Snap-it, Tap-it, Splat-it: Tactile-Informed 3D Gaussian Splatting for Reconstructing Challenging Surfaces
- URL: http://arxiv.org/abs/2403.20275v1
- Date: Fri, 29 Mar 2024 16:30:17 GMT
- Title: Snap-it, Tap-it, Splat-it: Tactile-Informed 3D Gaussian Splatting for Reconstructing Challenging Surfaces
- Authors: Mauro Comi, Alessio Tonioni, Max Yang, Jonathan Tremblay, Valts Blukis, Yijiong Lin, Nathan F. Lepora, Laurence Aitchison,
- Abstract summary: We propose Tactile-Informed 3DGS, a novel approach that incorporates touch data (local depth maps) with multi-view vision data to achieve surface reconstruction and novel view synthesis.
By creating a framework that decreases the transmittance at touch locations, we achieve a refined surface reconstruction, ensuring a uniformly smooth depth map.
We conduct evaluation on objects with glossy and reflective surfaces and demonstrate the effectiveness of our approach.

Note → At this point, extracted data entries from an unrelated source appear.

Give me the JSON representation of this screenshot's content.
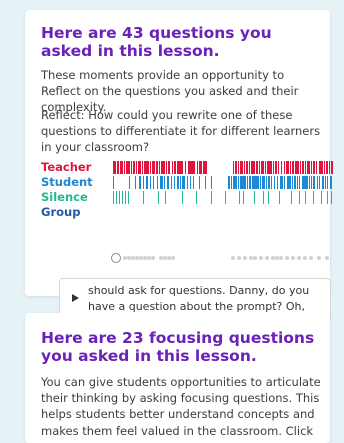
{
  "card1": {
    "title": "Here are 43 questions you asked in this lesson.",
    "description": "These moments provide an opportunity to Reflect on the questions you asked and their complexity.",
    "reflect": "Reflect: How could you rewrite one of these questions to differentiate it for different learners in your classroom?",
    "timeline": {
      "rows": [
        {
          "label": "Teacher",
          "color": "#e0143c"
        },
        {
          "label": "Student",
          "color": "#1c88d6"
        },
        {
          "label": "Silence",
          "color": "#22b894"
        },
        {
          "label": "Group",
          "color": "#2358a8"
        }
      ],
      "progress": 0
    },
    "snippet": "should ask for questions. Danny, do you have a question about the prompt? Oh, no. Alright. L..."
  },
  "card2": {
    "title": "Here are 23 focusing questions you asked in this lesson.",
    "description": "You can give students opportunities to articulate their thinking by asking focusing questions. This helps students better understand concepts and makes them feel valued in the classroom. Click"
  },
  "colors": {
    "page_background": "#e6f3f6",
    "title": "#6a22b8"
  }
}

- Score: 34.831730064258494
- License: http://creativecommons.org/licenses/by/4.0/
- Abstract: Touch and vision go hand in hand, mutually enhancing our ability to understand the world. From a research perspective, the problem of mixing touch and vision is underexplored and presents interesting challenges. To this end, we propose Tactile-Informed 3DGS, a novel approach that incorporates touch data (local depth maps) with multi-view vision data to achieve surface reconstruction and novel view synthesis. Our method optimises 3D Gaussian primitives to accurately model the object's geometry at points of contact. By creating a framework that decreases the transmittance at touch locations, we achieve a refined surface reconstruction, ensuring a uniformly smooth depth map. Touch is particularly useful when considering non-Lambertian objects (e.g. shiny or reflective surfaces) since contemporary methods tend to fail to reconstruct with fidelity specular highlights. By combining vision and tactile sensing, we achieve more accurate geometry reconstructions with fewer images than prior methods. We conduct evaluation on objects with glossy and reflective surfaces and demonstrate the effectiveness of our approach, offering significant improvements in reconstruction quality.